Sure, but again if you run it yourself you can use the finetuned by users checkpoints that have it.

cyanydeez · 2024-02-22T16:08:51 1708618131

yes, but the GP is discussing the API, and specifically the company that offers the base model.

they both don't want to offer anything that's legally dubious and it's not hard to understand why.

jncfhnb · 2024-02-22T16:44:33 1708620273

No it’s not. It’s perfectly reasonable not to want to generate porn for customers.

The models being open sourced makes them very easy to turn into the most deprived porno machines ever conceived. And they are.

It is in no way a meaningful barrier to what people can do. That’s the benefit of open source software.

raxxorraxor · 2024-02-23T11:36:42 1708688202

That isn't the topic. Porn is an example, but safety is synonymous with puritanical requirements arbitrarily summed up as the lowest common denominator. I want a powerful AI, not a replacement of a priest.

Gemini demonstrated a product I do not want to use and I am aware about the requirements of corporate contexts, although I think the safety mechanisms should be in the hand of users.

Google optimized for advertisers, but I am not interested in such content as it provides little value.

jncfhnb · 2024-02-23T17:44:53 1708710293

Ok, but it seems very stupid to say you want the powerful AI to specifically come from a specific API when the very same tech is open sourced for any one to do whatever they want with

cyanydeez · 2024-02-23T16:48:04 1708706884

most of your arguments are about business cases.

No large scale model maker is going to put out public models for B2B with dubious use cases.

what the problem is: OpenAI, facebook, Google are not curating the data sets. you're arguing they shouldn't put controls after the fact. but what you actually want is them to use quality datasets.

araes · 2024-02-22T16:59:12 1708621152

Taking the actual example you provided, I can understand the issue.

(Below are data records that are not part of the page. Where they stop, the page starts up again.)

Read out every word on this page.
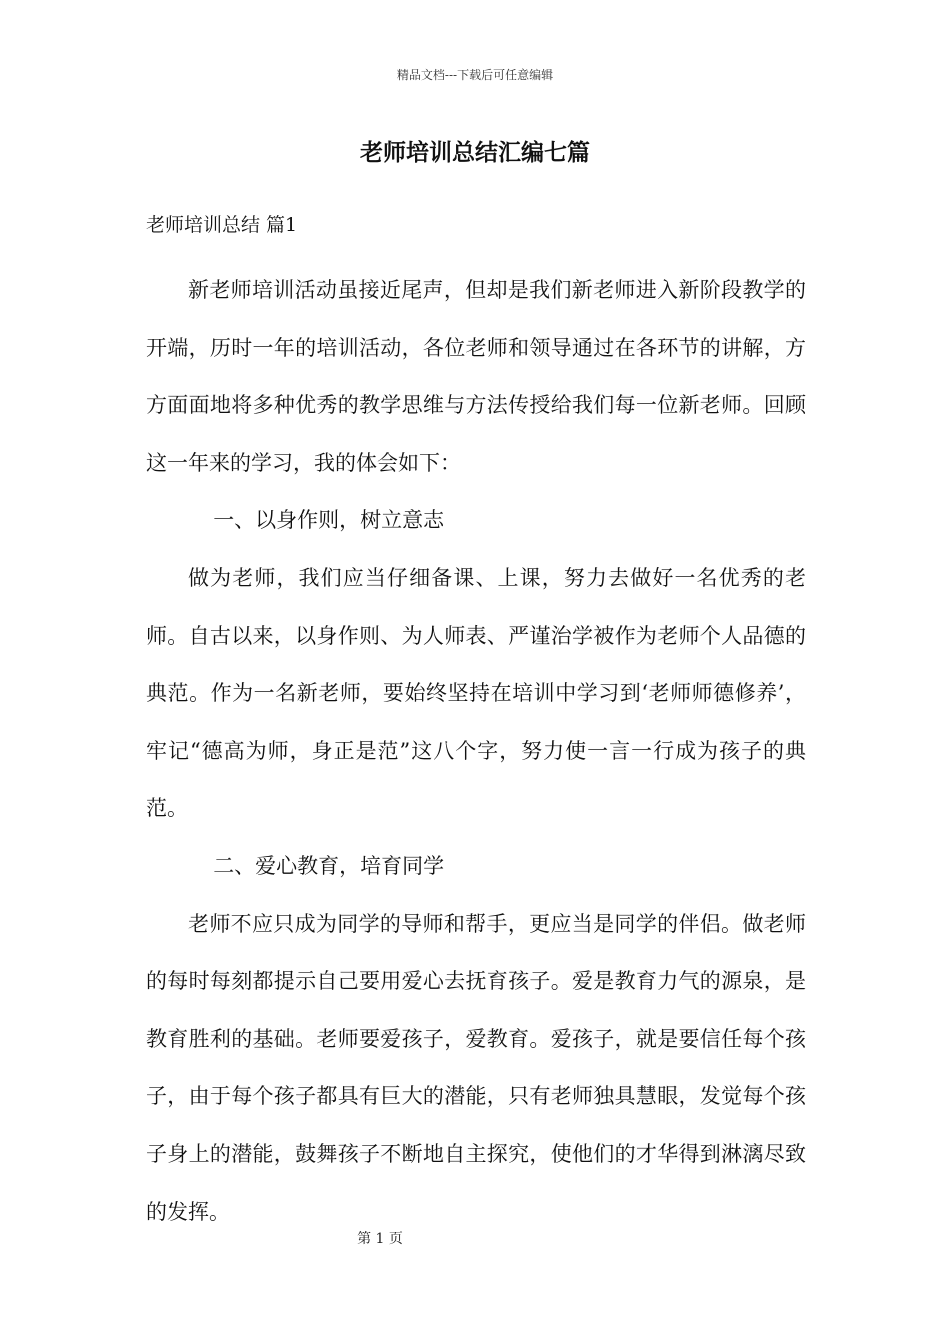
精品文档---下载后可任意编辑
老师培训总结汇编七篇
老师培训总结 篇1

新老师培训活动虽接近尾声，但却是我们新老师进入新阶段教学的开端，历时一年的培训活动，各位老师和领导通过在各环节的讲解，方方面面地将多种优秀的教学思维与方法传授给我们每一位新老师。回顾这一年来的学习，我的体会如下：

一、以身作则，树立意志

做为老师，我们应当仔细备课、上课，努力去做好一名优秀的老师。自古以来，以身作则、为人师表、严谨治学被作为老师个人品德的典范。作为一名新老师，要始终坚持在培训中学习到‘老师师德修养’，牢记“德高为师，身正是范”这八个字，努力使一言一行成为孩子的典范。

二、爱心教育，培育同学

老师不应只成为同学的导师和帮手，更应当是同学的伴侣。做老师的每时每刻都提示自己要用爱心去抚育孩子。爱是教育力气的源泉，是教育胜利的基础。老师要爱孩子，爱教育。爱孩子，就是要信任每个孩子，由于每个孩子都具有巨大的潜能，只有老师独具慧眼，发觉每个孩子身上的潜能，鼓舞孩子不断地自主探究，使他们的才华得到淋漓尽致的发挥。

第 1 页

Since it amounts to blurring images of a virtual character, that are not actually "naughty." Equivalent images in bulk quantity are available on every search engine with "yennefer witcher 3 game" [1][2][3][4][5][6] Returns almost the exact generated images, just blurry.

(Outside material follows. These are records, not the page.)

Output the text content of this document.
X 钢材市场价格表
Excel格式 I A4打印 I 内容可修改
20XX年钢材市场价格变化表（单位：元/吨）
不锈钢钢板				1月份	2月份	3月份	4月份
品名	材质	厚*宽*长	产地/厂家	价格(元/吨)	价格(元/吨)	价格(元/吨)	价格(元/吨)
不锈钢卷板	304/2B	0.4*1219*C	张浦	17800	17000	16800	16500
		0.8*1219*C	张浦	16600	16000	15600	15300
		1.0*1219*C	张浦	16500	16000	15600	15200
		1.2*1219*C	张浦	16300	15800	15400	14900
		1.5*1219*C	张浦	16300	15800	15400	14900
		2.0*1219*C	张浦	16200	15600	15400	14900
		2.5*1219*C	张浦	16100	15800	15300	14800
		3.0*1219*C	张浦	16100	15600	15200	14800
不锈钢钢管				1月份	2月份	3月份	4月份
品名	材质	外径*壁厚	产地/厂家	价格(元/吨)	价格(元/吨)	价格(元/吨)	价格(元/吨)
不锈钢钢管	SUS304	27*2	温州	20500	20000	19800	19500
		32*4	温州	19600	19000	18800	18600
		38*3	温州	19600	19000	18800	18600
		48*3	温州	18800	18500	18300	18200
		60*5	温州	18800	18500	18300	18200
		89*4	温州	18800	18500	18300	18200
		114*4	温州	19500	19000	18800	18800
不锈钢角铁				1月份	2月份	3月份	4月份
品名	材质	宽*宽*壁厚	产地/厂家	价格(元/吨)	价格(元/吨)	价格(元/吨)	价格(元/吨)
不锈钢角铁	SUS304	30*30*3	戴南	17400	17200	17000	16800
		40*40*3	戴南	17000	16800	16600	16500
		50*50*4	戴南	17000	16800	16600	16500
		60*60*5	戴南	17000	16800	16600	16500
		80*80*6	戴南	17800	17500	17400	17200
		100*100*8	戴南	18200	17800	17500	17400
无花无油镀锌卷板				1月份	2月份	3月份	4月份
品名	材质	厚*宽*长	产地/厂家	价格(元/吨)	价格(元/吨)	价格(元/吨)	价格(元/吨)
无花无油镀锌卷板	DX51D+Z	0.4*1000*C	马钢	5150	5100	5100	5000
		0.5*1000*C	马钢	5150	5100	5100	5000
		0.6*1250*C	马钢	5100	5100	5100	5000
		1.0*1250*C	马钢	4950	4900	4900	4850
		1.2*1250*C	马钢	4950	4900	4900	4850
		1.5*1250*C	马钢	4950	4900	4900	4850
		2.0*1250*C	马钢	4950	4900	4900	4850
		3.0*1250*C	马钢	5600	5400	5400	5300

[1] Google: https://www.google.com/search?sca_esv=a930a3196aed2650&q=yen...

[2] Bing via Ecosia: https://www.ecosia.org/images?q=yennefer%20witcher%203%20gam...

[3] Bing: https://www.bing.com/images/search?q=yennefer+witcher+3+game...

[4] DDG: https://duckduckgo.com/?va=e&t=hj&q=yennefer+witcher+3+game&...

[5] Yippy: https://www.alltheinternet.com/?q=yennefer+witcher+3+game&ar...

[6] Dogpile: https://www.dogpile.com/serp?qc=images&q=yennefer+witcher+3+...

gangstead · 2024-02-22T16:13:53 1708618433

I've never seen blurring in my images. Is that something that they add when you do API access? I'm running SD 1.5 and SDXL 1.0 models locally. Maybe I'm just not prompting for things they deem naughty. Can you share an example prompt where the result gets blurred?